揚げ物禁止。菓子パン禁止。お菓子禁止。ジュース禁止。ただし週一のチートデー(日曜日)だけは自由に飲食できることに。
今日はそのチートデーだった。「うっひょーい! ハイカロリーを摂取してやんよ! げっへっへ!」と意気込む。が、たくさん注文して結局食べ切れずトイレでうずくまって後悔するのが目に見えている。もう無理ができない肉体となってしまったからな。
まあいい。とにかく今日は食べたいものを食べてやんよ。
今日のランチは、みんな大好きびっくりドンキー。昨日、斉藤ナミさんのポストを見て完全にびっくりドンキーの口になったのだ。
最寄りびっくりドンキーに突撃し、「何名様ですか?」と聞かれたのでトゥースの仕草で答える。案内されて席に着くと、店員さんがおすすめメニューを説明してくれた。
「ただいまガリバーメニューがおすすめとなっております」
ガリバー。そう、あのガリバーだ。ハンバーグなら400gという実にわんぱくな量が繰り出される、カロリーの暴力ともいうべき代物。以前はレギュラーメニューだったが、現在は定期的に復活する期間限定メニューとなっている。高校時代はこれだけでは足りず200g追加で注文したのを思い出した。
しかし、いくらかつての栄光を語っていても、今はもう34歳。400gはおろか200gですら完食できるか怪しいラインなのだ。そんな男にガリバーメニューを勧めるなんて、何を考えているのかねチミは。
と思ったのだが。
どこからともなく声が聞こえてきた。
「自分やれます! やらせてください!」
それはお腹を空かせた胃腸の声だった。
大丈夫かお前? 高校球児みたいなリアクションだけど。あのときのように食べ切れるのか?
「はい、大丈夫です! 自分やれます!」
己の力を過信するのは危険だ。しかし、この若い高校球児の成長の芽を摘むこともまた、監督としてあるまじき行為ではないか。
よしわかった。主将であるお前がそう決めたのならば、思いっきりぶつかってこい! 高校球児の頃を思い出せ、胃腸! 元バドミントン部だけど。
「ありがとうございます! 行ってきます!」
数分後。
でっっっか。
だが不思議と威圧感はない。なんだか本当にやれる気がしてきたぞ。
試合開始のサイレンが鳴り(鳴ってない)、対ガリバーバーグディッシュ戦の火蓋が切って落とされた。

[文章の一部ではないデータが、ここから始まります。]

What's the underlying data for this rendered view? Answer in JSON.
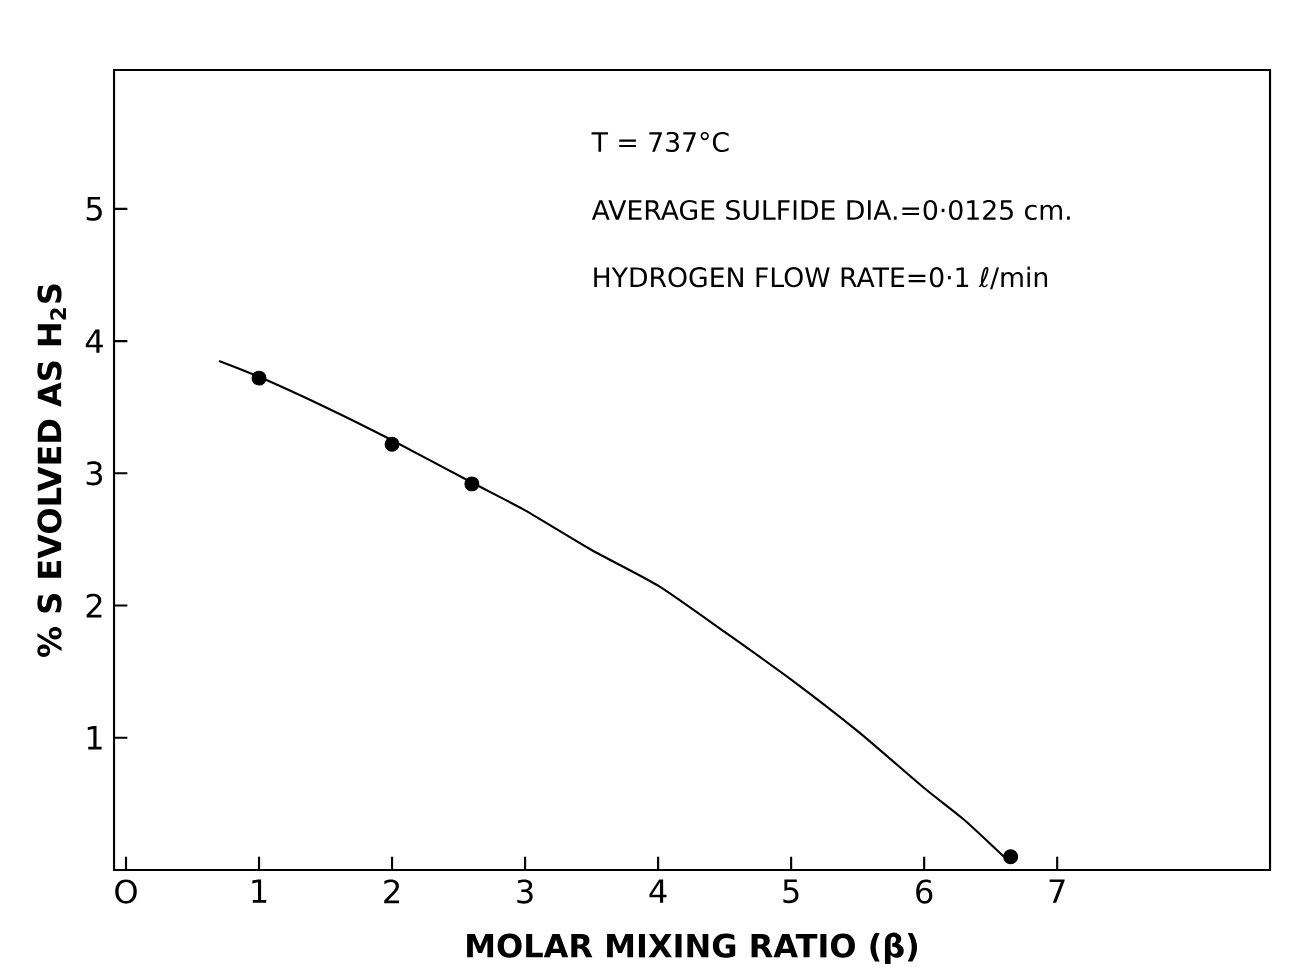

攻略法はシンプル。ハンバーグをライスと同じ面積に保つよう食べるのである。
また、サラダは最後まで残しておく。サラダが先に全滅すると、ハンバーグを攻め落とすのが困難になるからだ。
つまり対ガリバー戦では、サラダはデザートで、ライスがサラダなのだ。
ハンバーグ、ハンバーグ、ライス。ハンバーグ、ハンバーグ、ライス。ハンバーグ、ハンバーグ、ライス。
テンポよく胃袋につめつめしていく。おっ、いいぞ。順調だぞ。
ハンバーグ、ハンバーグ、ライス。ハンバーグ、ハンバーグ、ライス。ハンバーグ、ハンバーグ、ライス。ハンバーグ、ライス、サラダ。
……あれ? 10分で食べ切ったのだが。
「監督! やりました! 自分やりました!」
おお! よくやったぞ、胃腸!
それでこそ我が校の主将だ!!!!!
帰宅後、トイレに直行した。すっごい出た。